A Life Well Lived
Niharika Gupta
A LIFE WELL LIVED by Indira Menon NA, 2010, 0 pp., 00.00
January 2010, volume 34, No 1

Indira Menon was born in Madras, and spent her early years in Bihar where her father was posted. With her sister Kalyani, she later went to live with their grandparents in Madras, where her grandfather, Sir K. Ramunni Menon, had them placed under the tutelage of Smt. T. Brinda, who taught them Carnatic music in 1944–1947, a period she later described as the best years of her life. She called Brinda the ‘eternal teacher’, and some of her qualities that she describes so movingly would be recognized in herself by her own students of economics, of music and of remedial English—her instinct for lacing learning with laughter, her decided opinions, her patience. Her recollections of her grandfather, whom she credited with having made music part of her being by subjecting her sister and herself to nerve-wracking sessions where he asked them to identify the correct among two alternative renderings, convey the same combination of humour, warmth, awe that was peculiarly hers.

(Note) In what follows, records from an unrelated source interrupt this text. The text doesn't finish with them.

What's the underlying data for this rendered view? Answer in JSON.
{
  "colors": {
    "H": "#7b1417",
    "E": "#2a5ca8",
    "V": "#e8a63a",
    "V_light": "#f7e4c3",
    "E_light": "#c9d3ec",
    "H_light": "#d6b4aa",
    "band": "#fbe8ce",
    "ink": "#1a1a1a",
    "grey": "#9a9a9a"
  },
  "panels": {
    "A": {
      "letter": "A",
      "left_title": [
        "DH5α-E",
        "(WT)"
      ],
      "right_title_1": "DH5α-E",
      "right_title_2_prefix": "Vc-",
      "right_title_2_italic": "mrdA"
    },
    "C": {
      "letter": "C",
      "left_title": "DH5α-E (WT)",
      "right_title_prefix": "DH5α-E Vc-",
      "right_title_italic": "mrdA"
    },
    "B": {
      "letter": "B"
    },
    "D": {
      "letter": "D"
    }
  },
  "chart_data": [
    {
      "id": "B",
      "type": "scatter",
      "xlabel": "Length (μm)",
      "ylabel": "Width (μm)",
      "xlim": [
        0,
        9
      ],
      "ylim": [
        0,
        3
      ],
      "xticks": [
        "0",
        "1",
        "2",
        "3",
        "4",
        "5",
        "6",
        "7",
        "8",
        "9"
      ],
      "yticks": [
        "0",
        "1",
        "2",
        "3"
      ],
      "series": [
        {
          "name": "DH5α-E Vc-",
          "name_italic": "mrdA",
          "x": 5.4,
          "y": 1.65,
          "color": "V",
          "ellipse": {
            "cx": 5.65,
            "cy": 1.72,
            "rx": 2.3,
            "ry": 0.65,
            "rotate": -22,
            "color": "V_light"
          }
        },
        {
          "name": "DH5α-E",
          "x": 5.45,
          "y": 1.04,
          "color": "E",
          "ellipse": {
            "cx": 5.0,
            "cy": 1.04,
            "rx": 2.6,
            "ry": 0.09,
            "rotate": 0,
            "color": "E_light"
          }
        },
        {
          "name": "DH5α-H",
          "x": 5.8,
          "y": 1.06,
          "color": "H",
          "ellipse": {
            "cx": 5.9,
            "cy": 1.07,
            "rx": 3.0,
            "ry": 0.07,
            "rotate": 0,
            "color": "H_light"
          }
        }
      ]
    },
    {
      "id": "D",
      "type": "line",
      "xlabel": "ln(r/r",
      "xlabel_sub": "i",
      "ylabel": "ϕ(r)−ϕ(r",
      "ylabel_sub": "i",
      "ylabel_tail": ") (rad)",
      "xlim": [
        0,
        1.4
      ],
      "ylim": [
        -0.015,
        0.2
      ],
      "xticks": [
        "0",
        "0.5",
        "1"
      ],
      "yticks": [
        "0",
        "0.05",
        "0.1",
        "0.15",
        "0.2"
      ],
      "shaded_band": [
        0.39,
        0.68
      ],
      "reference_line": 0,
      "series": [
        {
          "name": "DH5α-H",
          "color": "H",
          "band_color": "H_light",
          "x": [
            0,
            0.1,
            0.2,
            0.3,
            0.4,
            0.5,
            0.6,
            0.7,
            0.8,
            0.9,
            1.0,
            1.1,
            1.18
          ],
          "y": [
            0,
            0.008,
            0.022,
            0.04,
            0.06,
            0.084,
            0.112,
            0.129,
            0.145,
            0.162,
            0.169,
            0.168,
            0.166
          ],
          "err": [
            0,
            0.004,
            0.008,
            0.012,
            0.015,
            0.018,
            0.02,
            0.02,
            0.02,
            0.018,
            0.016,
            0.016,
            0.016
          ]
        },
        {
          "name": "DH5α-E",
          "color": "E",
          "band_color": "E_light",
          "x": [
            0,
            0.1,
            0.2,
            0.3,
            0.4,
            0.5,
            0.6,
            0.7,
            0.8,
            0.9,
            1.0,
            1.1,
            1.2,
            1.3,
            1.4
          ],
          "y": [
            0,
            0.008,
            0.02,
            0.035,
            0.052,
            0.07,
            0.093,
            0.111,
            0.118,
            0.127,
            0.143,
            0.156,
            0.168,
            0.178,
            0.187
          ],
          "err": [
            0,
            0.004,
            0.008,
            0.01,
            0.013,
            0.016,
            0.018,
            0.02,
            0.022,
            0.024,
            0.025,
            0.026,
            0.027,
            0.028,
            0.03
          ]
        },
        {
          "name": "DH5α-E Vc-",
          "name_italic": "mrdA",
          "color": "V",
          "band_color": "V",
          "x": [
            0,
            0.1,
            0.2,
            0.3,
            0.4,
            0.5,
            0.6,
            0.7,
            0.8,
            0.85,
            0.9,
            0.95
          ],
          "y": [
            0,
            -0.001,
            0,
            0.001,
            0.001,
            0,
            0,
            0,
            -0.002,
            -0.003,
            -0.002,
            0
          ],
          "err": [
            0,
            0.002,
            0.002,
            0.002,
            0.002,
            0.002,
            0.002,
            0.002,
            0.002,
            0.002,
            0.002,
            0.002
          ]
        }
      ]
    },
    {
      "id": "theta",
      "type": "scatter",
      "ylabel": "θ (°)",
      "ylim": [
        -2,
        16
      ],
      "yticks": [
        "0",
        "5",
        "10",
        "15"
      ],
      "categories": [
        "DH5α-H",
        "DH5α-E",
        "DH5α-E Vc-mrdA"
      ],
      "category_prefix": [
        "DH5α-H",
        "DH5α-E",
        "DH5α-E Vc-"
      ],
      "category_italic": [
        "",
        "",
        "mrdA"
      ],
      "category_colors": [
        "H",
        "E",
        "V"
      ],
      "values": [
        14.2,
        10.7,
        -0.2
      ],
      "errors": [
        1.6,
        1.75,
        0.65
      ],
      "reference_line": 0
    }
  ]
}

Her sister Kalyani, in a touching passage in the memoirs she wrote for her son, talks of how she used to feel that everyone pampered Indira because she was the younger one, but later decided it was because Indira herself was so loving.

In 1947, she came to Delhi to visit her parents and younger sister Narayani, and it was here that she contracted polio. In the process of trying out various treatments, her schooling was interrupted until 1951, when she joined the Convent of Jesus and Mary. In the meantime, unable to come to terms with a world without music, she got her mother to arrange classes for her and to accompany her to every concert in Delhi. She also took classes in Telugu to understand the text of the compositions of her beloved Thyagaraja. It was only in her last years that she said she had always suspected it was the weakness of her lung caused by the polio that prevented her voice from developing properly. In her teens she was so busy fiercely trying to do all the things her friends were able to do, she had no room for self-pity. She learned to ride a bicycle, to enjoy knitting and embroidery, to compose fine photographs. In school she found friends whom she could talk to for hours about Dickens and Austen.